Deleting contents in your home folder....

Hi guys,

I have a property which has an array of files names. Some are system level and some are home level, which mean its under the library folder of my personal directory. The system files delete successfully, however, the home level files do not. I usually access them like this: ~/Library/Application Support/Software

And then I have a loop which picks each file and deletes it with an rm -R shell script command with administrator privileges.
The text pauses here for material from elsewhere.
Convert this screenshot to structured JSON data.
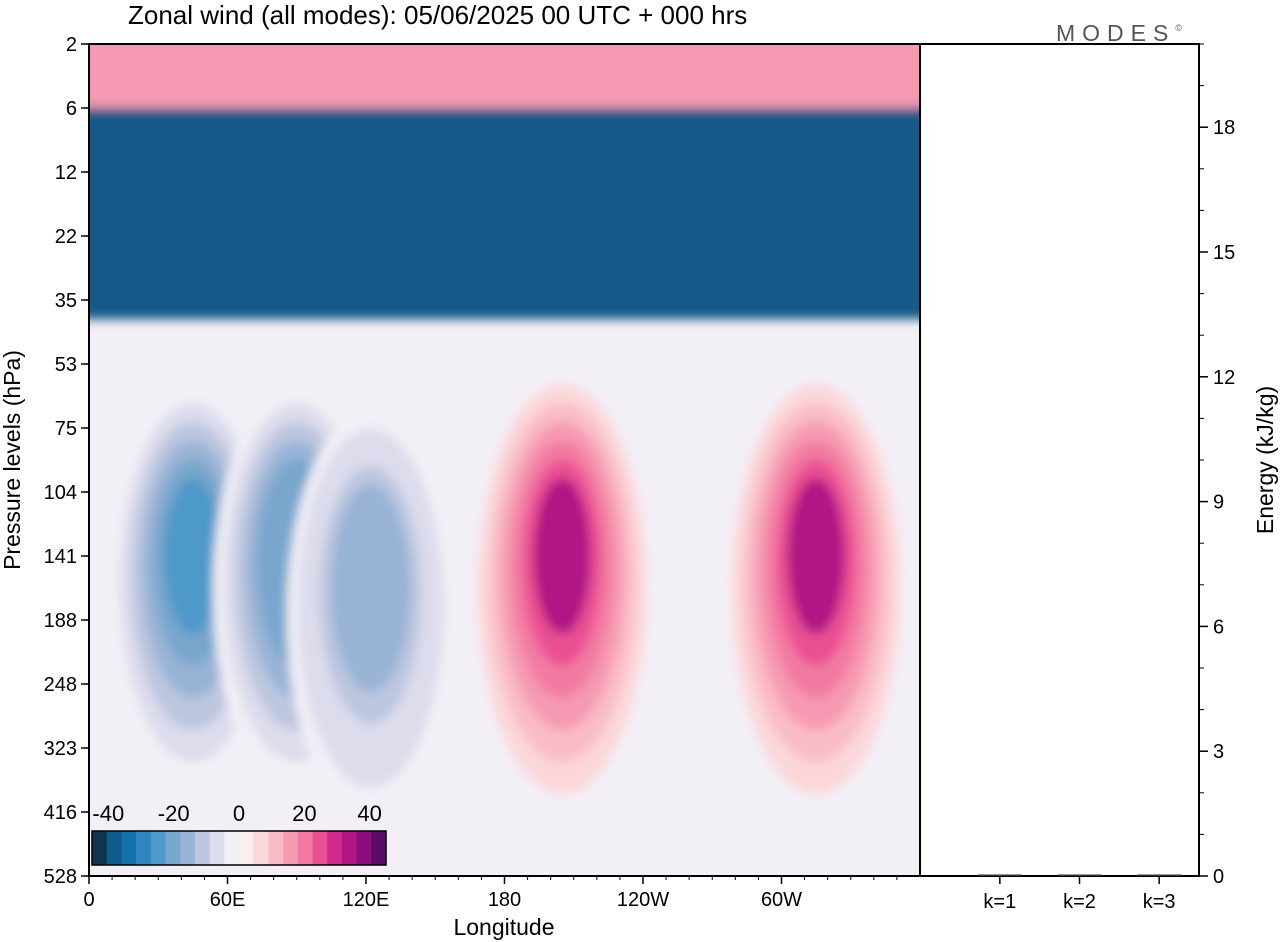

Am I accessing the home directory the wrong way? Should I use the “~” key?

Please advice.

Thanks and God bless.

Ben.

Also, the “Application Support” folder has to be recognized like this in UNIX “Application\ Support/”, but the way I’m setting it as a string in my property, I cannot do that.

Hi,

you need to escape a POSIX path in a do shell script line, if it contains space characters
for example

quoted form of POSIX path of (path to application support folder from user domain)
--> '/Users/myUser/Library/Application Support/'

Also, you can use two forward slashes.

do shell script "rm -rf ~/Library/Application\\ Support/A\\ FOLDER/" with administrator privileges
do shell script "rm -rf ~/Library/Application\\ Support/A\\ TEST\\ FOLDER/" with administrator privileges and password
do shell script "rm -rf ~/Library/Application\\ Support/Test\\ File.txt" with administrator privileges and password
do shell script "rm -rf ~/Library/Application\\ Support/Test\\ File\\ 2.txt" with administrator privileges and password

Tom

Browser: Safari 525.18
Operating System: Mac OS X (10.4)

A TRY block is good to use too.

try
	do shell script "rm -rf ~/Library/Application\\ Support/A\\ FOLDER/"
	do shell script "rm -rf ~/Library/Application\\ Support/A\\ TEST\\ FOLDER/"
	do shell script "rm -rf ~/Library/Application\\ Support/Test\\ File.txt"
	do shell script "rm -rf ~/Library/Application\\ Support/Test\\ File\\ 2.txt"
end try

Tom

Browser: Firefox 2.0.0.13)
Operating System: Mac OS X (10.4)

Hi Tom,

you’re right, but in your example
if the first folder doesn’t exist but the others, nothing will be deleted :wink:

To make sure that all items will be deleted, you need a try block for each line


try
	do shell script "rm -rf ~/Library/Application\\ Support/A\\ FOLDER/"
end try
try
	do shell script "rm -rf ~/Library/Application\\ Support/A\\ TEST\\ FOLDER/"
end try
try
	do shell script "rm -rf ~/Library/Application\\ Support/Test\\ File.txt"
end try
try
	do shell script "rm -rf ~/Library/Application\\ Support/Test\\ File\\ 2.txt"
end try

or a handler


doErase("~/Library/Application\\ Support/A\\ FOLDER/")
doErase("~/Library/Application\\ Support/A\\ TEST\\ FOLDER/")
doErase("~/Library/Application\\ Support/Test\\ File.txt")
doErase("~/Library/Application\\ Support/Test\\ File\\ 2.txt")


on doErase(E)
	try
		do shell script "rm -rf " & E
	end try
end doErase

Not for me Stefan. It’s strange that it didn’t work for you.

Tom

Browser: Camino
Operating System: Mac OS X (10.4)

Interesting! Given the purpose and documentation for ‘try’ the strange behavior is that it worked for you tom. Are you sure your first folder/file didn’t exist when you tried it?

James, I tried every combination and it always deletes any file or folder that is in the Application Support folder.
I guess it doesn’t work for you either.

Tom

Browser: Camino
Operating System: Mac OS X (10.4)

“any file or folder” means, you have always 4 existing files and folders.
create the same 4 files and folders again, then rename in your script
~/Library/Application\ Support/A\ FOLDER/
with
~/Library/Application\ Support/A\ FOLDER_ONE/

what happens?

Hi Stefan, No, I didn’t. I tried just one folder and then just one file and it works for me.
I tried your test and it still works.

I ran this…

A FOLDER
A FOLDER_ONE
A TEST FOLDER
Test File.txt
Test File 2.txt

and…
A FOLDER
A FOLDER_ONE
Test File.txt
Test File 2.txt

and…
A FOLDER_ONE

and…
Test File.txt

and…
A FOLDER

I can place just ONE file or folder in the Application Support folder and poof… gone.

Tom

P.S. I like your code very much!

Operating System: Mac OS X (10.4)

Hi Tom,

I apologize, you’re absolutely right :slight_smile:
I didn’t realize that the -f flag prevents rm from generating any error message.
My test script was just rm -r

Hi Stefan, It’s very nice of you to let me know. Thanks.
Hey, guess where I just downloaded a cool mount-unmount disk utility :cool: (MountnuoM).